Stuck? Revisit lesson § Card 6 — relative frequency makes fair comparison possible between samples of different sizes.

How did this worksheet feel?

What I'll revisit before next class:

Answers — Do not peek before attempting

1.1 — Cafeteria lunch survey

(a) Sandwich 9, Pasta 12, Salad 6, Sushi 3, Total 30.
(b) Rel freq: Sandwich 9÷30 = 0.30; Pasta 12÷30 = 0.40; Salad 6÷30 = 0.20; Sushi 3÷30 = 0.10. Sum = 1.00 ✓.
(c) Modal item = Pasta (highest f = 12).

1.2 — School test marks

(a) Cumulative frequencies: 3, 8, 17, 24, 28.
(b) Students scoring less than 60 = cumfreq at end of 40–<60 row = 17.
(c) Modal class = 40–<60 (f = 9 is highest).

1.3 — Weather record

(a) Class centres: 17.5, 22.5, 27.5, 32.5.
(b) Σ(f × centre) = 4×17.5 + 10×22.5 + 12×27.5 + 4×32.5 = 70 + 225 + 330 + 130 = 755. Mean ≈ 755 ÷ 30 ≈ 25.2°C (estimate from grouped data).
(c) Modal class = 25–<30°C (f = 12 is highest).

1.4 — Sport club enrolments

(a) Soccer 80÷200 × 100 = 40%; Netball 60÷200 × 100 = 30%; Athletics 40÷200 × 100 = 20%; Cricket 20÷200 × 100 = 10%.
(b) Check: 40 + 30 + 20 + 10 = 100% ✓.

1.5 — Library book loans

(a) Fiction = 3 groups of 5 + 3 = 18. Non-fiction = 2 groups of 5 + 2 = 12. Graphic = 1 group of 5 + 4 = 9. Other = 3.
(b) Total = 18 + 12 + 9 + 3 = 42 loans.
(c) Graphic = 9 ÷ 42 ≈ 0.214 (about 21.4%).

2.1 — Explain your thinking (sample response)

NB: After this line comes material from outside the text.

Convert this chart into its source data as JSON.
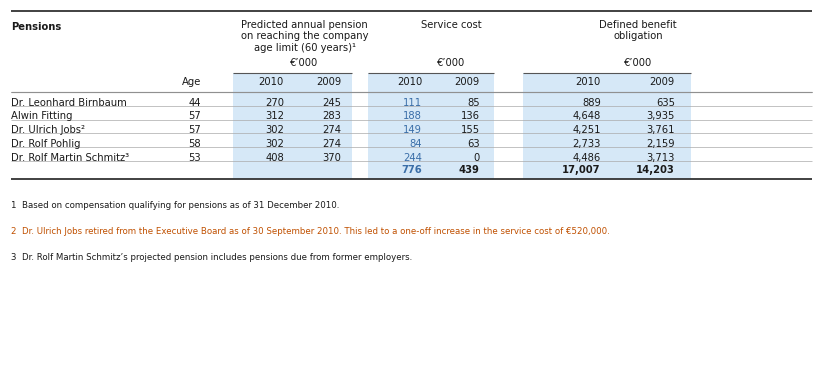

Comparing raw frequencies of 25 and 60 is misleading because the two samples are different sizes — 60 looks bigger but it comes from a survey four times as large. The relative frequency fixes this by expressing each count as a proportion of its own sample: Survey A is 25 ÷ 50 = 0.50 (50%) and Survey B is 60 ÷ 200 = 0.30 (30%). So although Survey B has a higher raw count, soccer is actually more popular as a proportion in Survey A (50% vs 30%). Whenever you compare groups of different sizes, you should always convert to relative frequencies first.

Marking: 1 mark for identifying the issue with raw frequencies; 1 mark for defining what relative frequency does; 1 mark for the calculations (0.5 and 0.3); 1 mark for the correct conclusion (Survey A).